Maître Eckhart, pour parler de cela, distingue entre une connaissance, une sagesse qu’il appelle «matutinale» — parce que c’est une sagesse qui puise à l’origine, à la racine — d’une sagesse qu’il appelle «vespérale» — parce que justement c’est une sagesse qui est tournée vers l’extérieur, vers les branches. C’est de cette dernière sagesse que relèvent toutes les sciences, tous les systèmes philosophiques, la psychologie... qui ne sont plus fondés sur la filiation de l’homme avec l’origine, avec le système cosmique. Dans la Voie, dans la tradition, on ne compte absolument pas sur sa force personnelle, on se repose, disait Shinran, sur «la force d’un autre». Cet autre, on peut l’appeler de bien des noms, on peut l’appeler «l’homme universel», on peut l’appeler «nature de bouddha», on peut l’appeler «divinité», «image de dieu dans l’homme», on peut l’appeler «nature propre», on peut l’appeler «le Soi», «la dimension supérieure»...
Ce qui compte, c’est que les anciens et nous-mêmes, nous puisions, nous buvions à la même source et que nous marchions sur leurs traces, que nous expérimentions leurs expériences. Ainsi la tradition est sans cesse neuve, fraîche, limpide. Elle n’existe que par la vie que nous lui donnons ici et maintenant, en zazen.
Paradoxalement, en prenant refuge dans la tradition, en marchant dans la trace des anciens, on est dans quelque chose de toujours neuf, toujours frais, toujours vivant, alors qu’en voulant créer de toute pièce par soi-même, par ses facultés personnelles, quelque chose de nouveau, on ne produit que des pensées mortes, des systèmes hautement périssables, instables, qui ne tiennent pas debout, sans arrêt remis en cause, balayés par d’autres inventions.
C’est pourquoi en zazen, ce n’est pas la peine de suivre ses idées personnelles, de s’arrêter sur aucune image, sensation. On laisse passer, on s’ancre dans sa posture, dans sa présence, jusqu’à ce qu’il n’y ait plus de séparation, jusqu’à ce qu’il n’y ait plus que l’unité primordiale, actualisée dans la posture.

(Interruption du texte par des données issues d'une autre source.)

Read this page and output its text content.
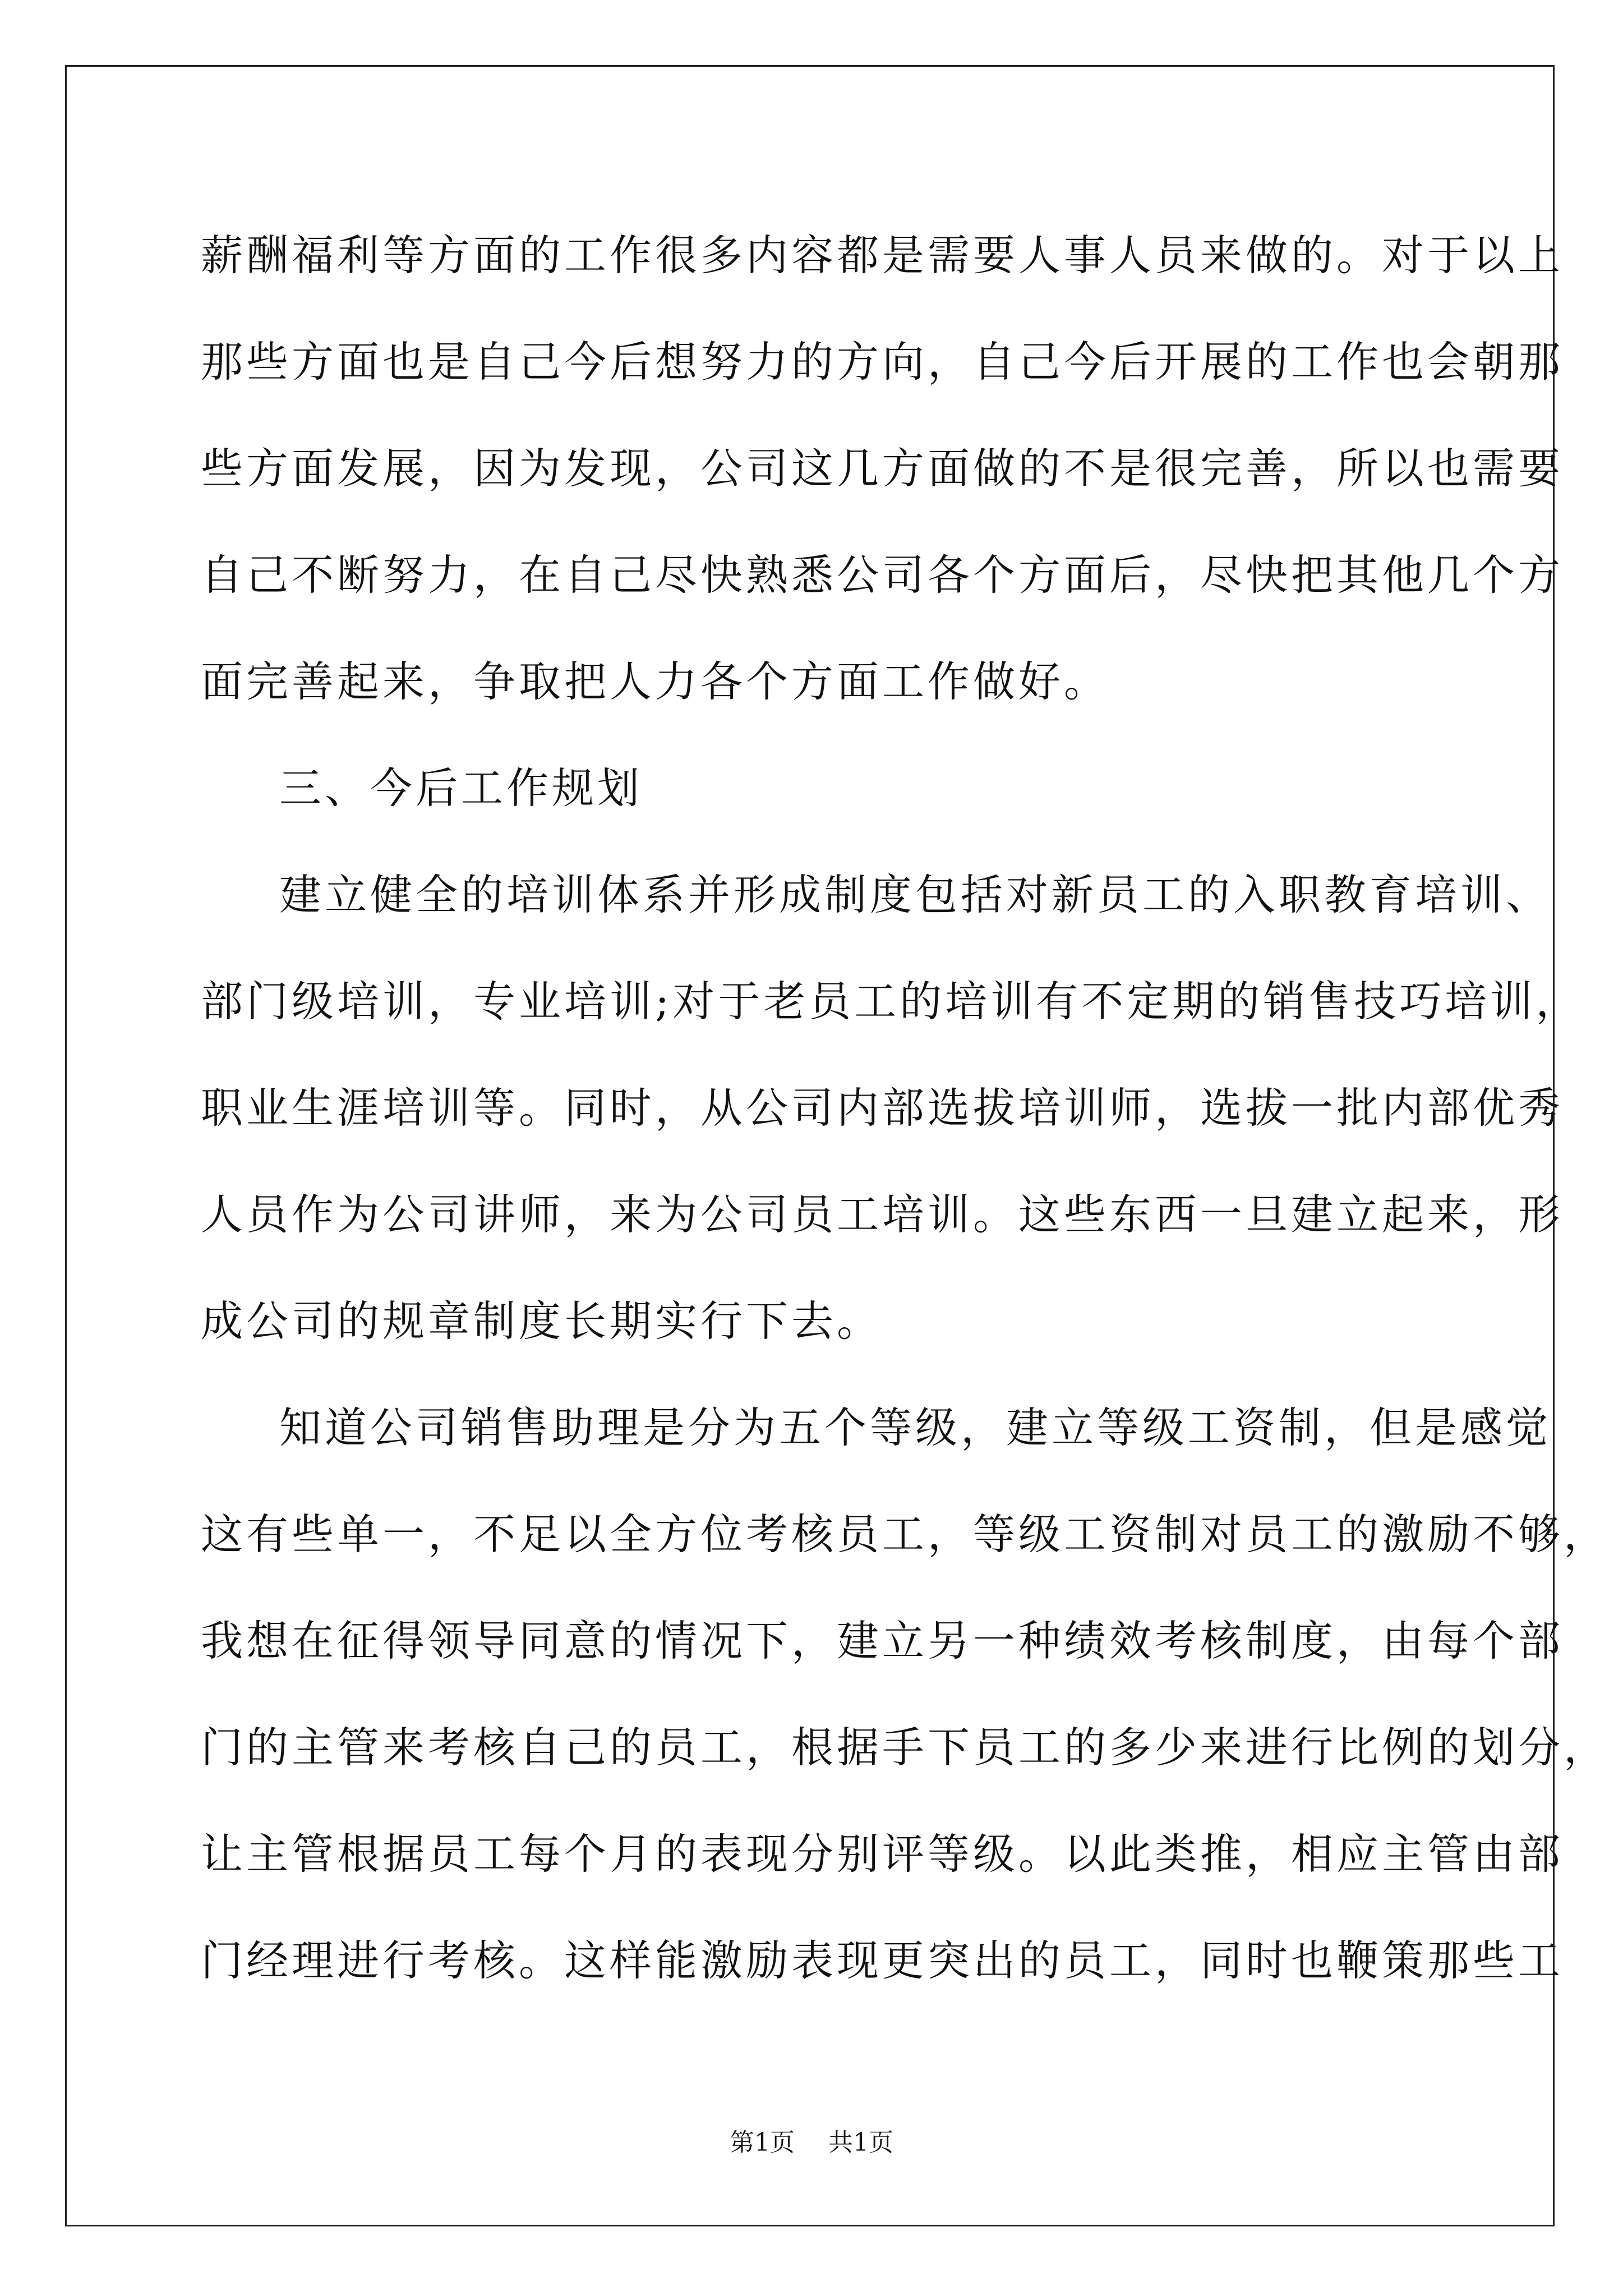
薪酬福利等方面的工作很多内容都是需要人事人员来做的。对于以上
那些方面也是自己今后想努力的方向，自己今后开展的工作也会朝那
些方面发展，因为发现，公司这几方面做的不是很完善，所以也需要
自己不断努力，在自己尽快熟悉公司各个方面后，尽快把其他几个方
面完善起来，争取把人力各个方面工作做好。
三、今后工作规划
建立健全的培训体系并形成制度包括对新员工的入职教育培训、
部门级培训，专业培训;对于老员工的培训有不定期的销售技巧培训，
职业生涯培训等。同时，从公司内部选拔培训师，选拔一批内部优秀
人员作为公司讲师，来为公司员工培训。这些东西一旦建立起来，形
成公司的规章制度长期实行下去。
知道公司销售助理是分为五个等级，建立等级工资制，但是感觉
这有些单一，不足以全方位考核员工，等级工资制对员工的激励不够，
我想在征得领导同意的情况下，建立另一种绩效考核制度，由每个部
门的主管来考核自己的员工，根据手下员工的多少来进行比例的划分，
让主管根据员工每个月的表现分别评等级。以此类推，相应主管由部
门经理进行考核。这样能激励表现更突出的员工，同时也鞭策那些工
第1页 共1页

La tradition à laquelle nous appartenons — le zen, le chan — restera vivante tant qu’elle sera vivante en nous. Tant que nous actualiserons l’accomplissement des anciens sages. C’est ce qu’on appelle dokan, l’«anneau de la Voie». Maître Eckhart dans son langage disait: «Le père éternel engendre sans fin son fils éternel.» Génération après génération, nous donnons vie, nous donnons corps à cette sagesse, cette intuition, cette harmonie avec la réalité sans début ni fin.